Guest artists joining the basic quintet have distinguished three of the last four PoBand recordings. This time it is John Tchicai (1936, Copenhagen, Denmark). His worldwide reputation was established in the early ‘60s for his work with people such as Archie Shepp, Bill Dixon, and as a member of the N.Y. Contemporary Five and the N.Y. Art Quartet. A seminal figure in the post-Parker revolution, he has continued to be active in the music scene with, notably, Pierre Dorge and his own work while also beginning a career in the early ‘70s in academia. Originally this date was to have taken place in September of 2001. Unfortunately, the day of John’s flight from California to Syracuse, New York was September 11, now simply known as 9-11.
John’s presence brings another change to the usual PoBand set-up: written music. Previously, Lou had resisted the use of pre-notated compositions (though Paul Smoker had begun to offer up some sketched forms), feeling that this was meant to be a band of instant composition. But when John expressed some enthusiasm to present written ideas to the band, Lou wisely followed up on it. That’s the way you treat guests.
The band began arriving mid-afternoon on January 14, and accomplished a sound check by 5 p.m. Supper was a bit less prolonged than usual as John seemed anxious to get playing and by 7 p.m. they were running down some of John’s music. At 7:30 p.m. they opened with Daddy No Mana. John stood with a bemused look of satisfaction as he listened to the ensemble and cued the band. After the first take, I commented that it sounded good. Wilber noted, more importantly, that “it felt good” and Lou followed with “if it felt good now, it’s going to feel even better next.” My usual pre-session anxieties gave way to a great expectation.
The evening moved along nicely till about 10:30 p.m., when John gave into the temptation of the desserts that had been calling to him during the evening. After some noshing we reassembled for the last set of the night, opening with Drunk & Happy for which Art brought out his didgeridoo (inspiring Paul to do some doo work on trumpet) and Perry balanced things out with some ocarina playing on what proved to be the most extended blowing of the night. And then we called it a night.
We reconvened a bit before 10 a.m. the next morning and again began exploring more of John’s lilting music, opening with Tidens Tand. That’s Wilber in the background, speaking with the other ensemble Spirits, all of whom are obviously energized and in spirit. A meditative Spirit (Oxbow Incident), the group’s first free improv followed: a dirge-like tempo but also celebratory and with considerable variety in its internal directions and rhythms.
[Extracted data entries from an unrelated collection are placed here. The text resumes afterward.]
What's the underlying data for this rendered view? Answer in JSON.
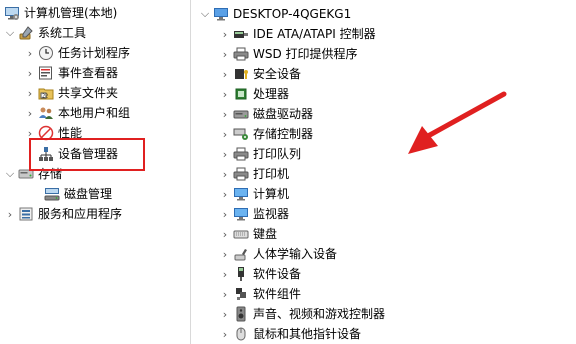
{
  "left_tree": {
    "root": {
      "label": "计算机管理(本地)",
      "icon": "computer-management-icon"
    },
    "system_tools": {
      "label": "系统工具",
      "icon": "system-tools-icon",
      "expander": "expanded"
    },
    "task_scheduler": {
      "label": "任务计划程序",
      "icon": "clock-icon"
    },
    "event_viewer": {
      "label": "事件查看器",
      "icon": "event-viewer-icon"
    },
    "shared_folders": {
      "label": "共享文件夹",
      "icon": "shared-folder-icon"
    },
    "local_users": {
      "label": "本地用户和组",
      "icon": "users-icon"
    },
    "performance": {
      "label": "性能",
      "icon": "performance-icon"
    },
    "device_manager": {
      "label": "设备管理器",
      "icon": "device-manager-icon"
    },
    "storage": {
      "label": "存储",
      "icon": "storage-icon",
      "expander": "expanded"
    },
    "disk_management": {
      "label": "磁盘管理",
      "icon": "disk-management-icon"
    },
    "services_apps": {
      "label": "服务和应用程序",
      "icon": "services-icon"
    }
  },
  "right_tree": {
    "computer": {
      "label": "DESKTOP-4QGEKG1",
      "icon": "desktop-computer-icon"
    },
    "devices": [
      {
        "label": "IDE ATA/ATAPI 控制器",
        "icon": "ide-controller-icon"
      },
      {
        "label": "WSD 打印提供程序",
        "icon": "printer-icon"
      },
      {
        "label": "安全设备",
        "icon": "security-key-icon"
      },
      {
        "label": "处理器",
        "icon": "processor-icon"
      },
      {
        "label": "磁盘驱动器",
        "icon": "disk-drive-icon"
      },
      {
        "label": "存储控制器",
        "icon": "storage-controller-icon"
      },
      {
        "label": "打印队列",
        "icon": "printer-icon"
      },
      {
        "label": "打印机",
        "icon": "printer-icon"
      },
      {
        "label": "计算机",
        "icon": "monitor-icon"
      },
      {
        "label": "监视器",
        "icon": "monitor-icon"
      },
      {
        "label": "键盘",
        "icon": "keyboard-icon"
      },
      {
        "label": "人体学输入设备",
        "icon": "hid-icon"
      },
      {
        "label": "软件设备",
        "icon": "software-device-icon"
      },
      {
        "label": "软件组件",
        "icon": "software-component-icon"
      },
      {
        "label": "声音、视频和游戏控制器",
        "icon": "speaker-icon"
      },
      {
        "label": "鼠标和其他指针设备",
        "icon": "mouse-icon"
      }
    ]
  },
  "annotation": {
    "highlight_color": "#e02020",
    "arrow_color": "#e02020"
  }
}
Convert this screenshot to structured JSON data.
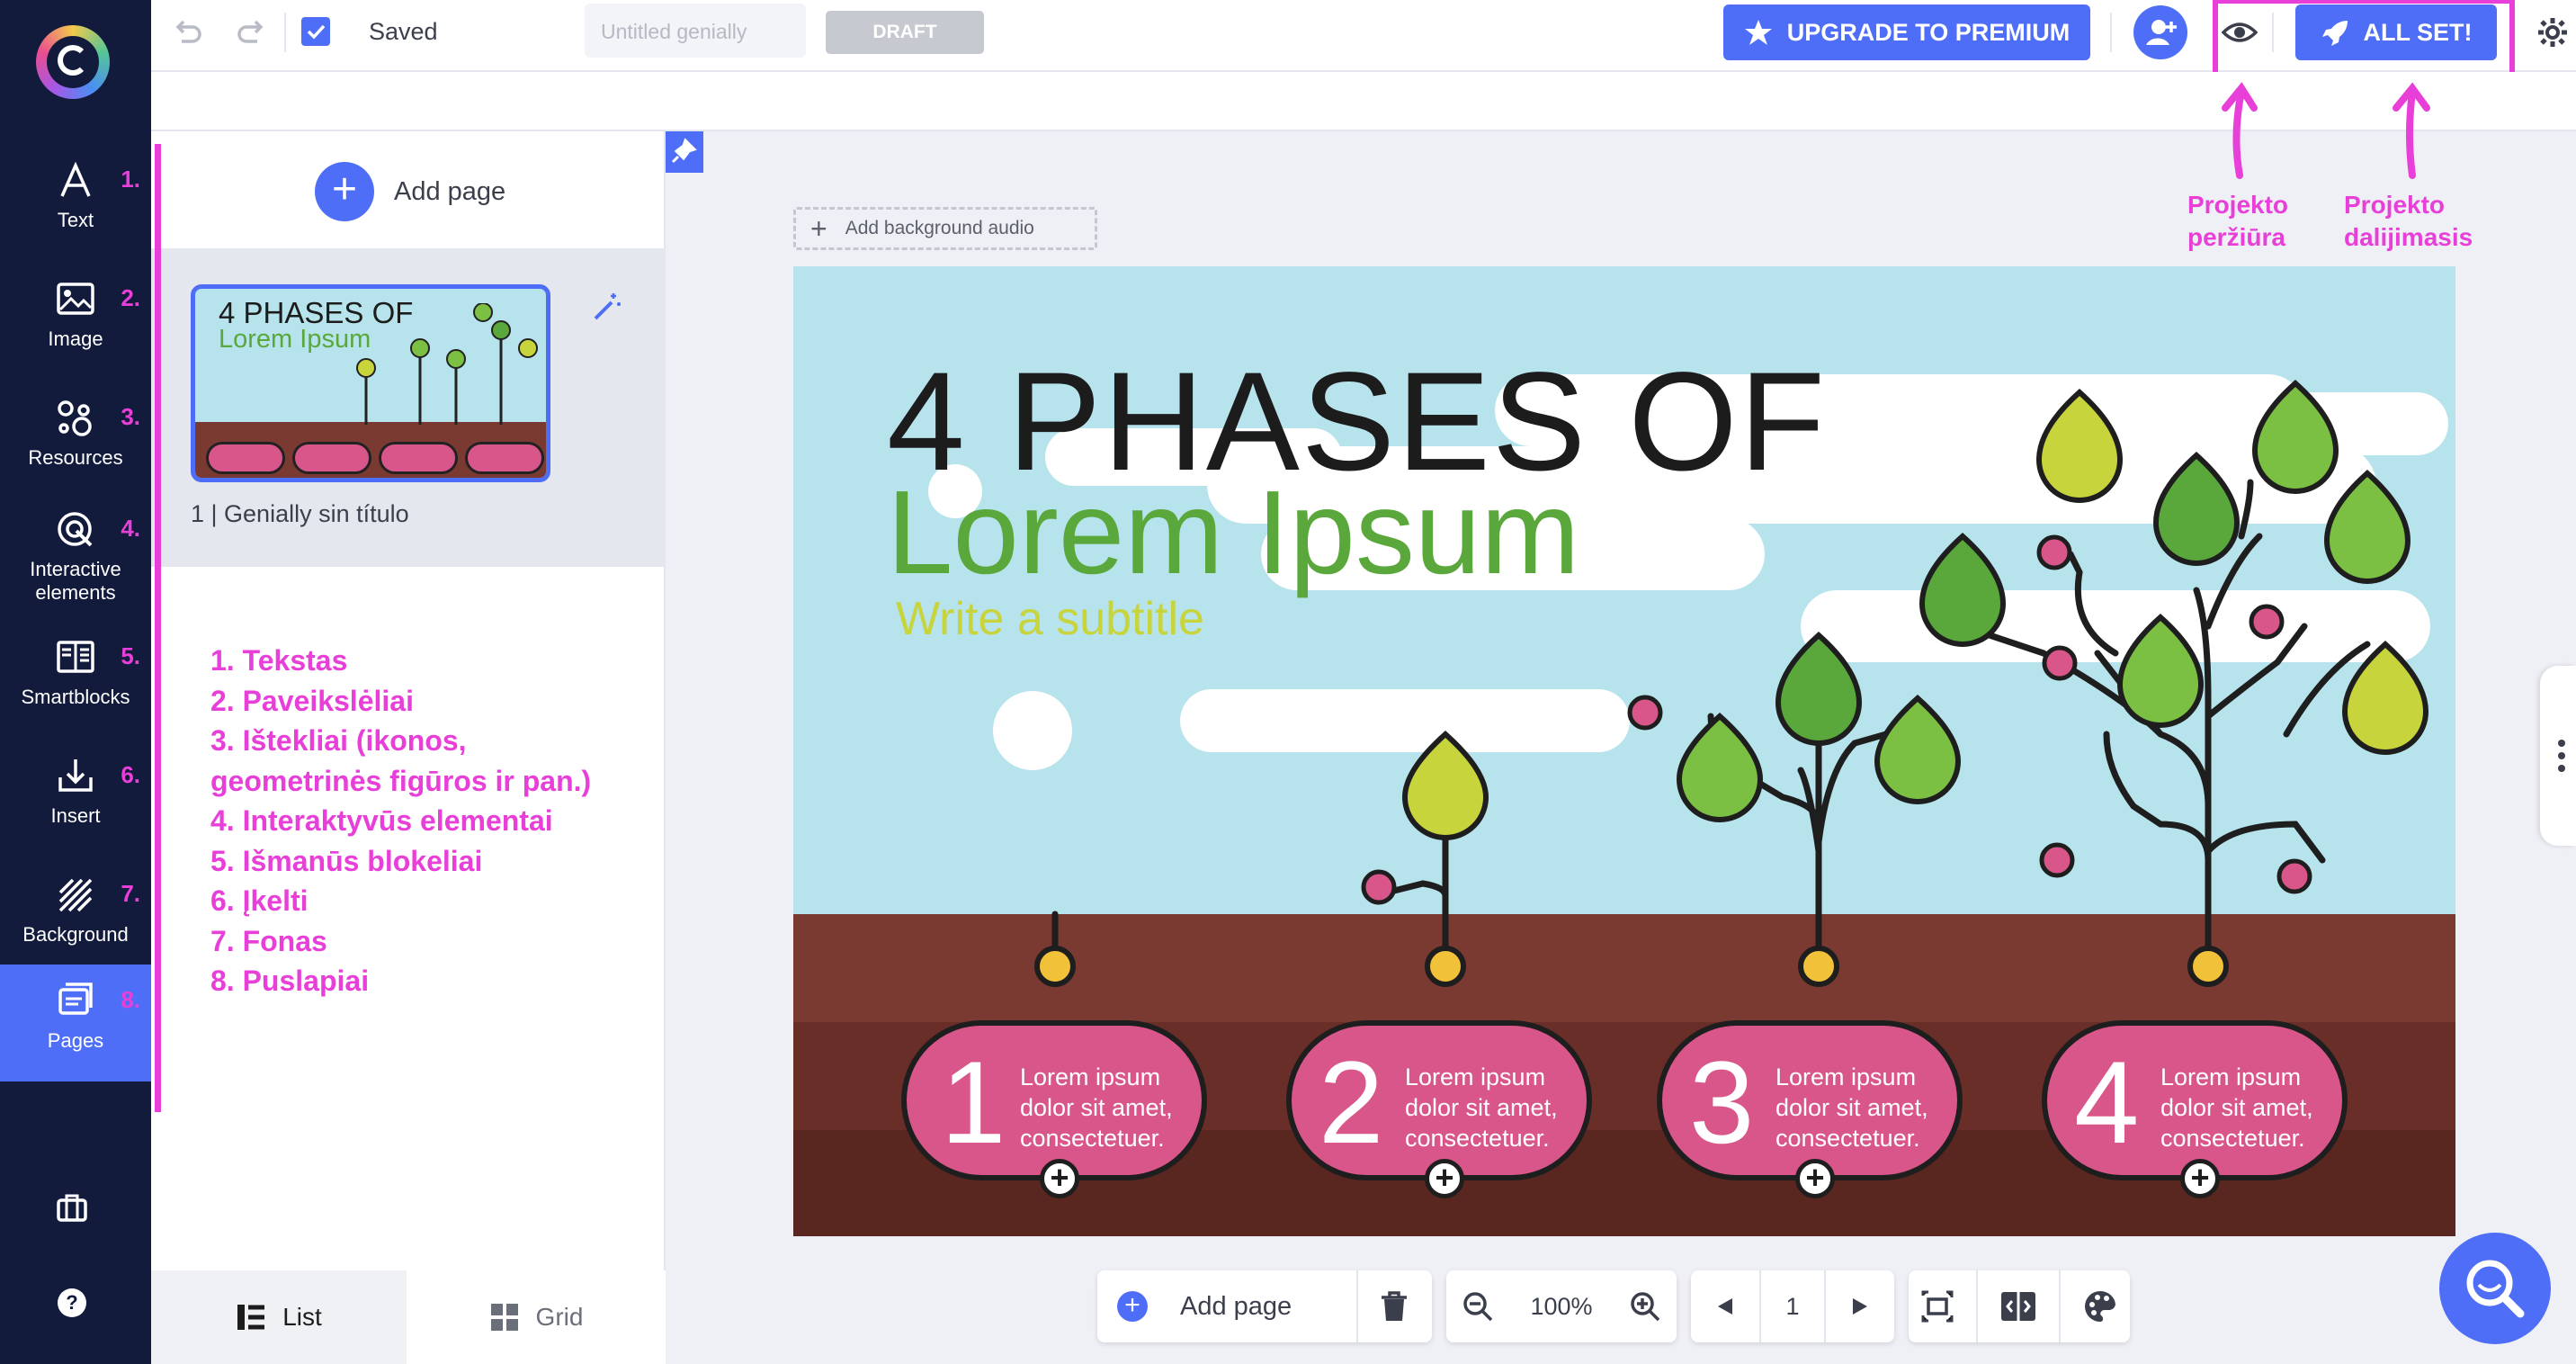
{
  "sidebar": {
    "items": [
      {
        "label": "Text",
        "num": "1."
      },
      {
        "label": "Image",
        "num": "2."
      },
      {
        "label": "Resources",
        "num": "3."
      },
      {
        "label": "Interactive elements",
        "num": "4."
      },
      {
        "label": "Smartblocks",
        "num": "5."
      },
      {
        "label": "Insert",
        "num": "6."
      },
      {
        "label": "Background",
        "num": "7."
      },
      {
        "label": "Pages",
        "num": "8."
      }
    ]
  },
  "topbar": {
    "saved_label": "Saved",
    "title_placeholder": "Untitled genially",
    "draft_label": "DRAFT",
    "upgrade_label": "UPGRADE TO PREMIUM",
    "allset_label": "ALL SET!"
  },
  "annotations": {
    "preview": [
      "Projekto",
      "peržiūra"
    ],
    "share": [
      "Projekto",
      "dalijimasis"
    ],
    "legend": [
      "1. Tekstas",
      "2. Paveikslėliai",
      "3. Ištekliai (ikonos,",
      "geometrinės figūros ir pan.)",
      "4. Interaktyvūs elementai",
      "5. Išmanūs blokeliai",
      "6. Įkelti",
      "7. Fonas",
      "8. Puslapiai"
    ]
  },
  "pages_panel": {
    "add_page_label": "Add page",
    "page_caption": "1 | Genially sin título",
    "thumb_title": "4 PHASES OF",
    "thumb_subtitle": "Lorem Ipsum",
    "view_list": "List",
    "view_grid": "Grid"
  },
  "canvas": {
    "add_audio_label": "Add background audio",
    "title": "4 PHASES OF",
    "subtitle": "Lorem Ipsum",
    "tagline": "Write a subtitle",
    "phases": [
      {
        "num": "1",
        "text": [
          "Lorem ipsum",
          "dolor sit amet,",
          "consectetuer."
        ]
      },
      {
        "num": "2",
        "text": [
          "Lorem ipsum",
          "dolor sit amet,",
          "consectetuer."
        ]
      },
      {
        "num": "3",
        "text": [
          "Lorem ipsum",
          "dolor sit amet,",
          "consectetuer."
        ]
      },
      {
        "num": "4",
        "text": [
          "Lorem ipsum",
          "dolor sit amet,",
          "consectetuer."
        ]
      }
    ]
  },
  "bottom_toolbar": {
    "add_page_label": "Add page",
    "zoom": "100%",
    "page_number": "1"
  },
  "colors": {
    "accent": "#4f6ef7",
    "sidebar": "#131b3d",
    "annotation": "#e83fd9",
    "phase_pink": "#d9568a",
    "soil": "#7a3a32"
  }
}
Interestingly, this music (Jazz/Creative Improvised Music) is as different as the circumstances that surround it. Its reflectiveness is what draws aficionados to it and, ironically, it’s that quality that also repels others. And, while it is of the highest quality, fast food it is not; it is almost by definition surprise. The PoBand is an element and a force, yet one which can be altered by just a presence. John Tchicai follows Burton Greene, Marshall Allen and Joseph Jarman in affecting its presence. It’s not about good or bad, it’s about another form of right. This is another PoBand recording that is right, very right. To borrow Wilber’s enthusiastic outburst after Stealing Beauty concluded: “Man, that is some serious shit, John.” Indeed it is.